Recommended citation:
Laefer, Debra F., Gannon, Jane, Deely, Elaine
: Reliability of crack detection for baseline condition assessments. Journal of Infrastructure Systems, 16 (2) 2010-06, pp.129-137.
Abstract:
Despite billions of dollars of annual exposure from claims and litigation related to construction-induced damage, there are no quantitatively based, agreed upon standards or procedures as to what constitutes due diligence with respect to a pre-construction, condition assessment. Similarly, the relative accuracy, reliability, and costs for various inspection approaches are not well established.

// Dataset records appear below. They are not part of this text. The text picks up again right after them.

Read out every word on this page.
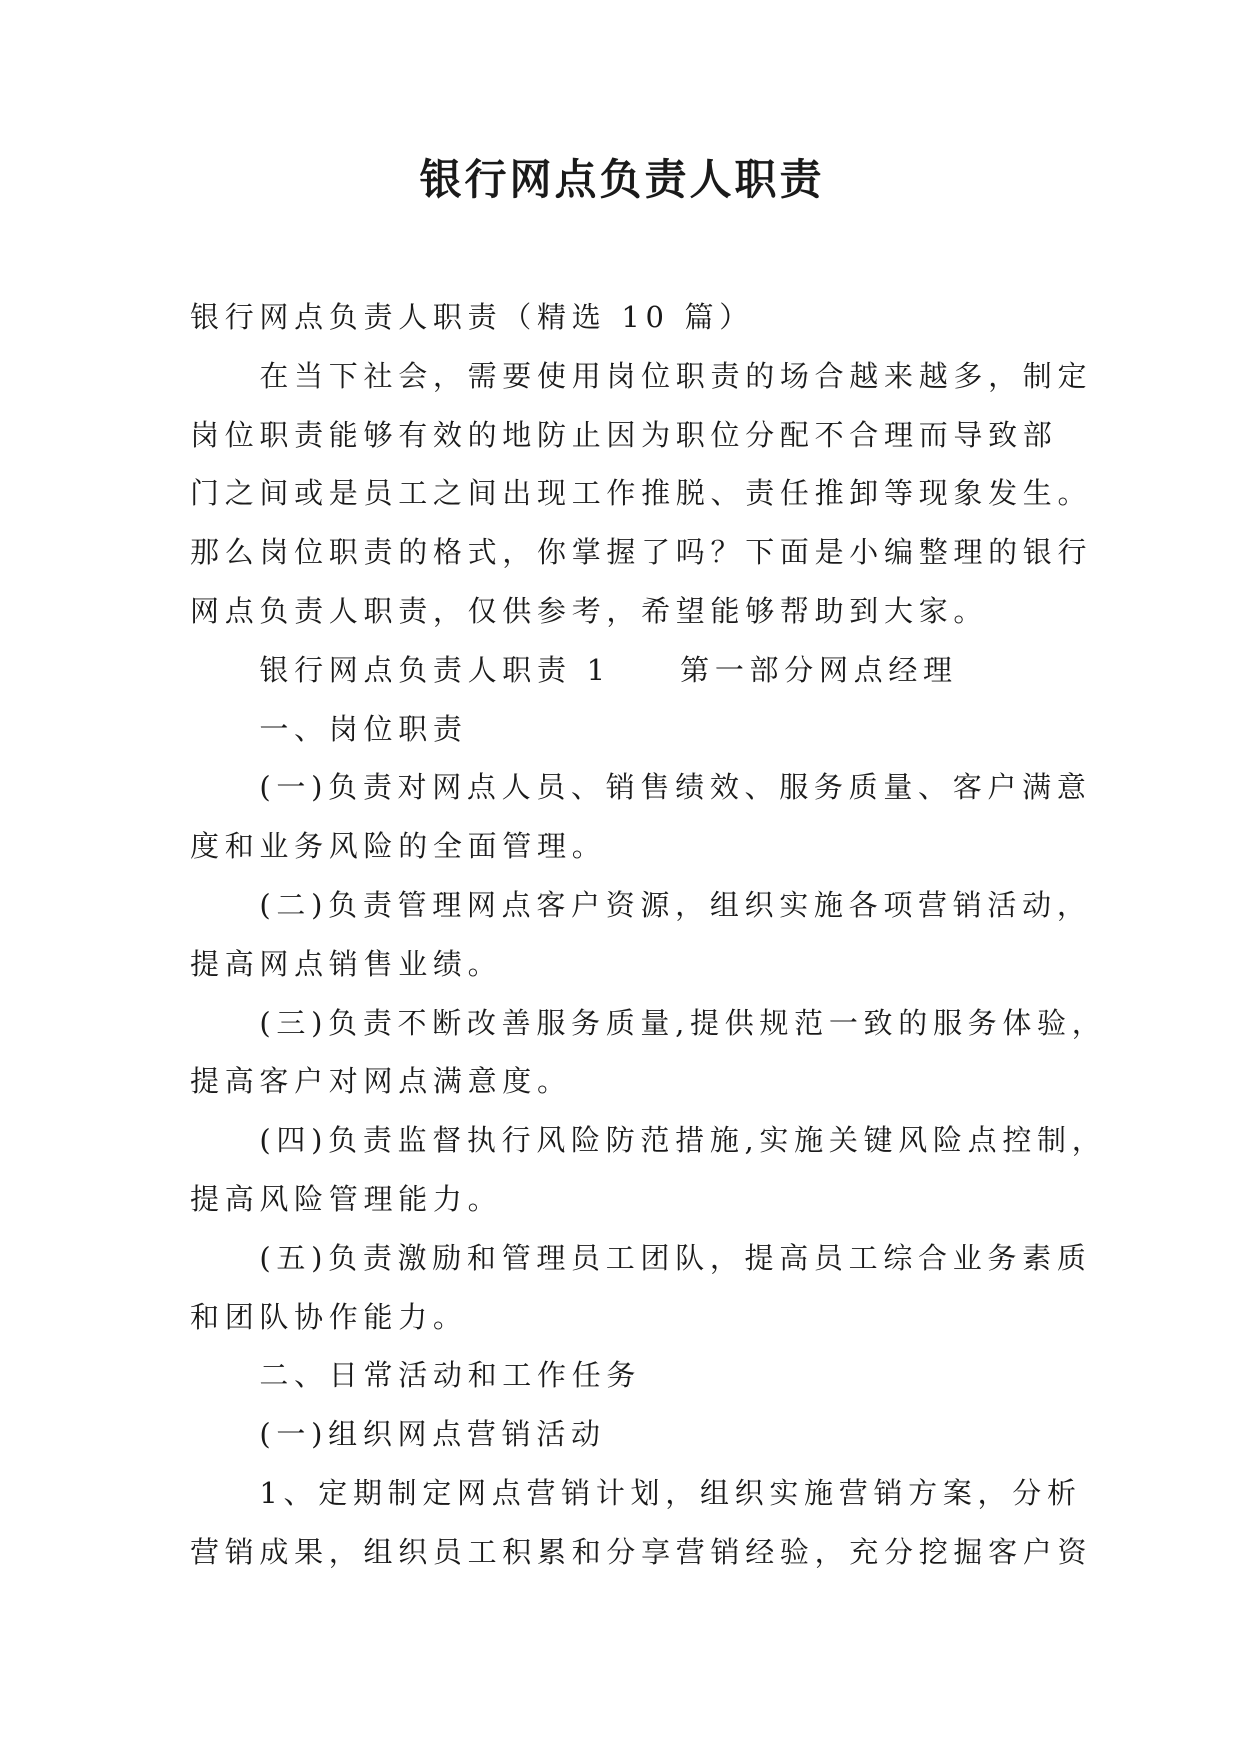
银行网点负责人职责
银行网点负责人职责（精选 10 篇）
在当下社会，需要使用岗位职责的场合越来越多，制定
岗位职责能够有效的地防止因为职位分配不合理而导致部
门之间或是员工之间出现工作推脱、责任推卸等现象发生。
那么岗位职责的格式，你掌握了吗？下面是小编整理的银行
网点负责人职责，仅供参考，希望能够帮助到大家。
银行网点负责人职责 1　　第一部分网点经理
一、岗位职责
(一)负责对网点人员、销售绩效、服务质量、客户满意
度和业务风险的全面管理。
(二)负责管理网点客户资源，组织实施各项营销活动，
提高网点销售业绩。
(三)负责不断改善服务质量,提供规范一致的服务体验，
提高客户对网点满意度。
(四)负责监督执行风险防范措施,实施关键风险点控制，
提高风险管理能力。
(五)负责激励和管理员工团队，提高员工综合业务素质
和团队协作能力。
二、日常活动和工作任务
(一)组织网点营销活动
1、定期制定网点营销计划，组织实施营销方案，分析
营销成果，组织员工积累和分享营销经验，充分挖掘客户资
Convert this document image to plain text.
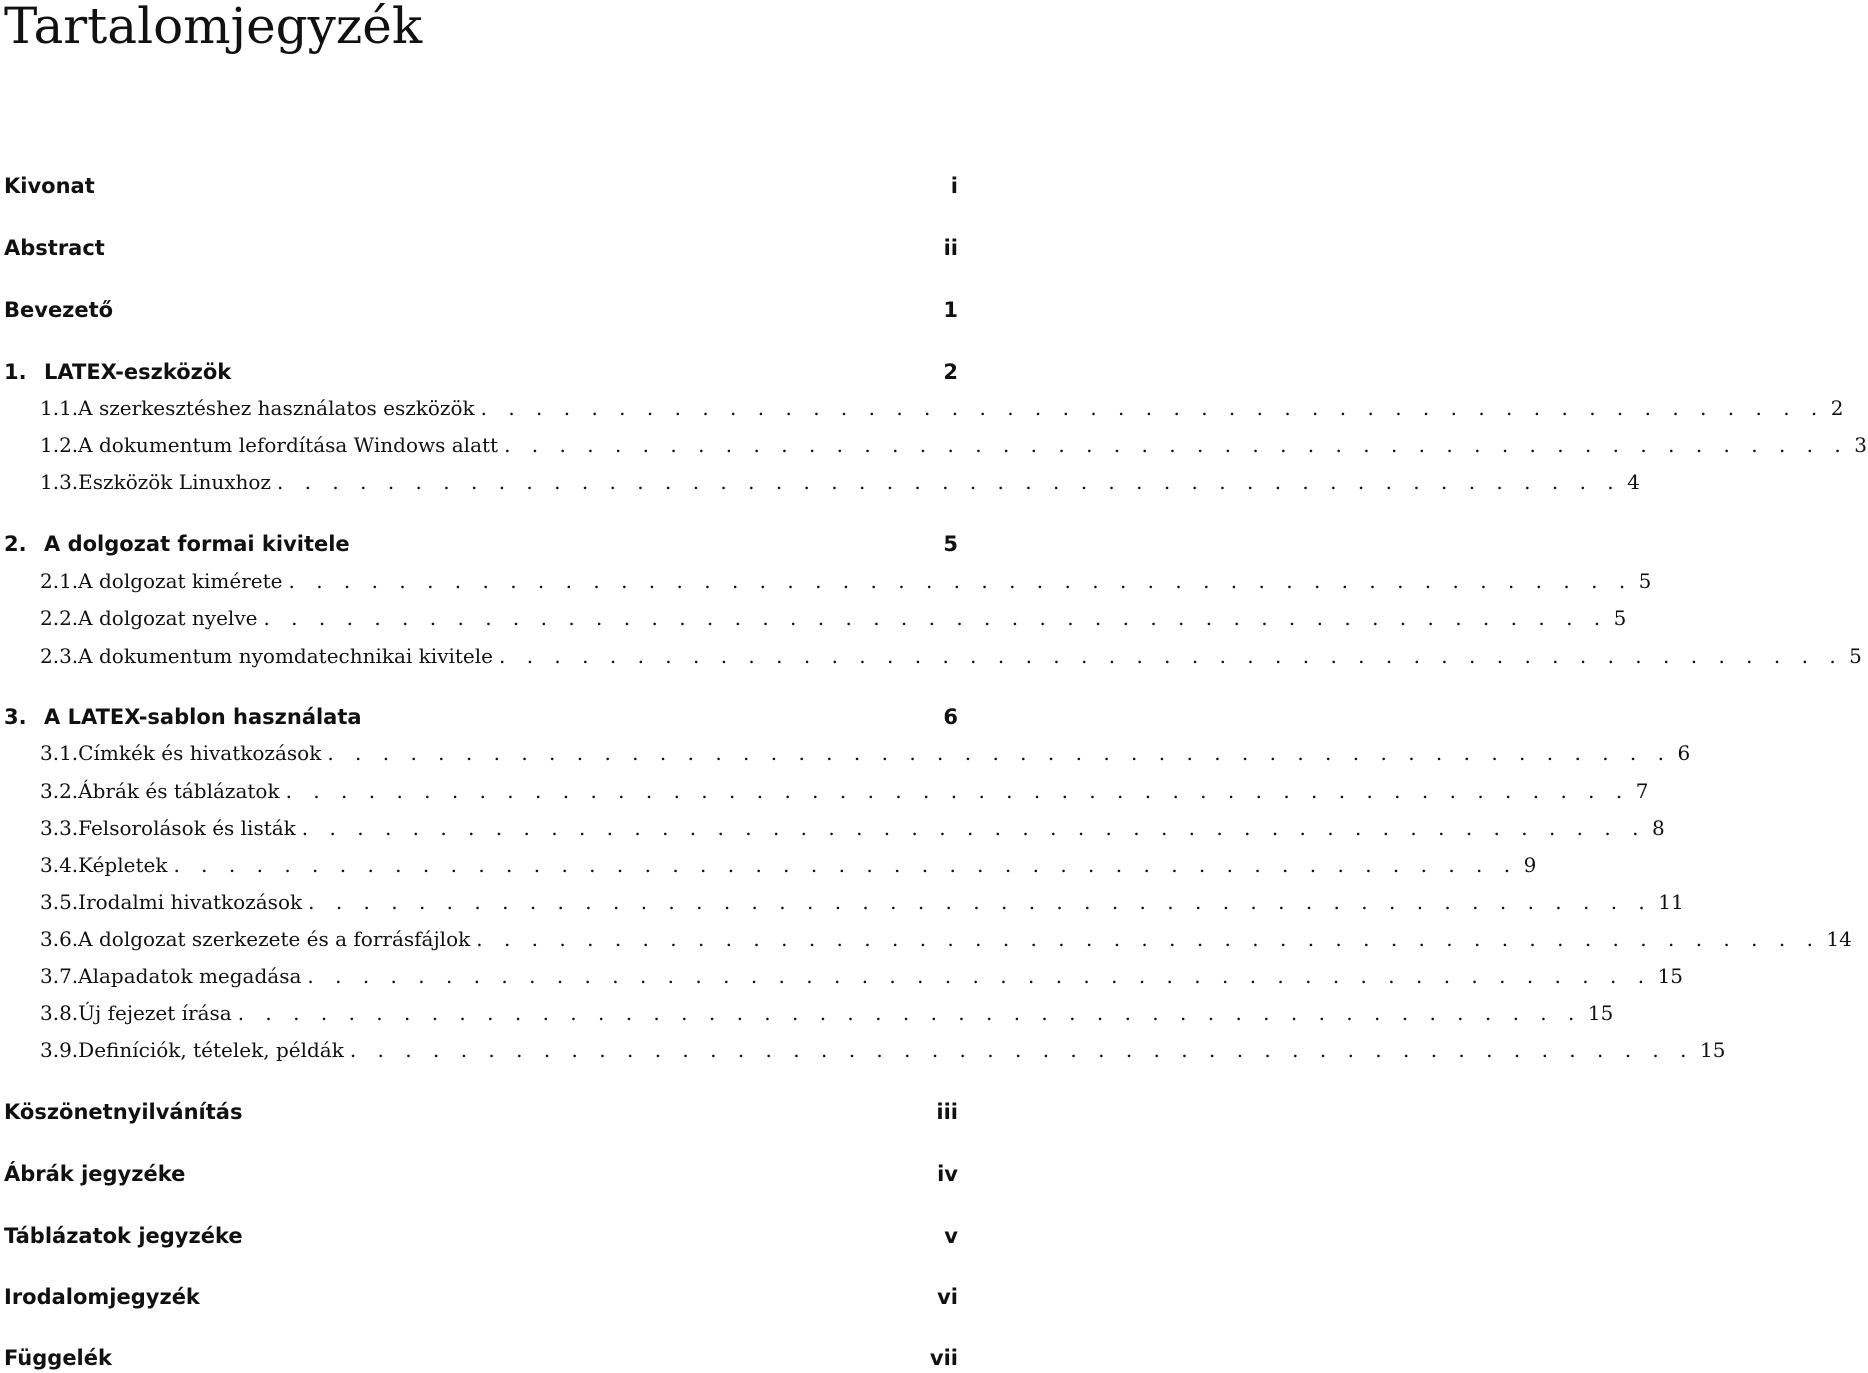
Tartalomjegyzék
Kivonat	i
Abstract	ii
Bevezető	1
1. LATEX-eszközök	2
1.1. A szerkesztéshez használatos eszközök . . . . . . . . . . . . . . . . . . . . . . . . . . . . . . . . . . . . . . . . . . . . . . . . . 2
1.2. A dokumentum lefordítása Windows alatt . . . . . . . . . . . . . . . . . . . . . . . . . . . . . . . . . . . . . . . . . . . . . . . . . 3
1.3. Eszközök Linuxhoz . . . . . . . . . . . . . . . . . . . . . . . . . . . . . . . . . . . . . . . . . . . . . . . . . 4
2. A dolgozat formai kivitele	5
2.1. A dolgozat kimérete . . . . . . . . . . . . . . . . . . . . . . . . . . . . . . . . . . . . . . . . . . . . . . . . . 5
2.2. A dolgozat nyelve . . . . . . . . . . . . . . . . . . . . . . . . . . . . . . . . . . . . . . . . . . . . . . . . . 5
2.3. A dokumentum nyomdatechnikai kivitele . . . . . . . . . . . . . . . . . . . . . . . . . . . . . . . . . . . . . . . . . . . . . . . . . 5
3. A LATEX-sablon használata	6
3.1. Címkék és hivatkozások . . . . . . . . . . . . . . . . . . . . . . . . . . . . . . . . . . . . . . . . . . . . . . . . . 6
3.2. Ábrák és táblázatok . . . . . . . . . . . . . . . . . . . . . . . . . . . . . . . . . . . . . . . . . . . . . . . . . 7
3.3. Felsorolások és listák . . . . . . . . . . . . . . . . . . . . . . . . . . . . . . . . . . . . . . . . . . . . . . . . . 8
3.4. Képletek . . . . . . . . . . . . . . . . . . . . . . . . . . . . . . . . . . . . . . . . . . . . . . . . . 9
3.5. Irodalmi hivatkozások . . . . . . . . . . . . . . . . . . . . . . . . . . . . . . . . . . . . . . . . . . . . . . . . . 11
3.6. A dolgozat szerkezete és a forrásfájlok . . . . . . . . . . . . . . . . . . . . . . . . . . . . . . . . . . . . . . . . . . . . . . . . . 14
3.7. Alapadatok megadása . . . . . . . . . . . . . . . . . . . . . . . . . . . . . . . . . . . . . . . . . . . . . . . . . 15
3.8. Új fejezet írása . . . . . . . . . . . . . . . . . . . . . . . . . . . . . . . . . . . . . . . . . . . . . . . . . 15
3.9. Definíciók, tételek, példák . . . . . . . . . . . . . . . . . . . . . . . . . . . . . . . . . . . . . . . . . . . . . . . . . 15
Köszönetnyilvánítás	iii
Ábrák jegyzéke	iv
Táblázatok jegyzéke	v
Irodalomjegyzék	vi
Függelék	vii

This paper compares the relative performance capabilities of crack detection by sidewalk-based, manual inspection with digital photography, terrestrial Light Detection and Ranging (LiDAR), and elevated manual inspections based on 2 brick and 2 concrete buildings (8.2-14.3m high) in Dublin Ireland. Results showed that non-manual methods tended to over-predict crack widths by at least 5 mm and underestimate crack lengths by one-half. Digital photography, however, detected the shortest cracks (as short as 17 mm) and had no significant decline in accuracy beyond 12m high, which he added benefit of generating a permanent, objective record. Terrestrial LiDAR proved neither particularly accurate nor cost-effective. Finally, operator-based, reliability problems emerged with all methods, with discrepancies of at least 11%. Overall, digital photography taken and archived, but not analyzed, was the most cost-effective, accurate, and reliable approach.